For a girl looking like an adult on the outside while being a child on the inside can have consequences.  At a time in her psychological development when the opinions of her peers and “fitting in” are increasingly important, appearing more physically mature than one’s friends can set her apart and diminish her self-esteem.

Diminished self-esteem, in turn, can make a girl susceptible to sexualization.  Sexualization, according the American Psychological Association, can cause a girl to base her identity or her own sense of worth on her sexual appeal or the sexual gratification she gives to others.

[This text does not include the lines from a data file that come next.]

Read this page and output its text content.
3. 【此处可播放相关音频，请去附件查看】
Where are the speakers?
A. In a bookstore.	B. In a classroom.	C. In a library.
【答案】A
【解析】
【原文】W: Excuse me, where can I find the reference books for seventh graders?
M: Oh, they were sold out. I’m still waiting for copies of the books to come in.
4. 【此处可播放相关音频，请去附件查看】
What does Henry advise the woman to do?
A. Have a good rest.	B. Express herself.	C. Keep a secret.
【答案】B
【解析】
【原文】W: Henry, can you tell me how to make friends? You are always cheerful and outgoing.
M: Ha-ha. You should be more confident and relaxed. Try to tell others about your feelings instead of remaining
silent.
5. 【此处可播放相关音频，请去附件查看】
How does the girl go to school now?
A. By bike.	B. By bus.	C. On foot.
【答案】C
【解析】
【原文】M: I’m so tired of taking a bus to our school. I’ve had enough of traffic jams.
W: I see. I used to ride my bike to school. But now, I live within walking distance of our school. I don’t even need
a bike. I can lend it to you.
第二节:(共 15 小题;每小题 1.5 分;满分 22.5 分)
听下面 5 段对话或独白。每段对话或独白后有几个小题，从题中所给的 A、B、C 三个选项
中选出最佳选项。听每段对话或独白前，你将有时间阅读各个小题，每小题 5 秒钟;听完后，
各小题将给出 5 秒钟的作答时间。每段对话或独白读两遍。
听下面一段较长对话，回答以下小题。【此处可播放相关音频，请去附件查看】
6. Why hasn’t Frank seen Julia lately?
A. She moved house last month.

Media can contribute to this sexualization.  The research on the objectification of women in advertisements, music videos, movies and television programs is conclusive:  media bombards its consumers with the message that it is acceptable to value females solely their appearance.  A girl who is at odds with her own body for appearing to develop earlier than her peers’ is more likely to believe these messages.

Such a girl also is more susceptible sexualization from others.  If a girl is getting negative attention from her peers because of her appearance of physical maturity, then she may be more likely to fall prey to seemingly positive attention from older males.  Research indicates that the younger a girl is when she first has sex, the greater the age difference between her and her partner.  A full quarter of all girls lose their virginity to males four or more years older than they are.

More importantly, girls with older male boyfriends are more likely to be sexually active, less likely to practice safe sex, and more likely to get pregnant than are girls whose boyfriends their same age.

In my final post of this series, I will present strategies for combating sexualization and for building self-esteem in girls who look adult on the outside but remain children on the inside.  Until then, please keep your girls away from older boys and please remember that I am a researcher presenting findings from a variety of disciplines.  If you suspect that your child is experiencing mental or physical issues, you probably are right.  Consult a licensed physician immediately.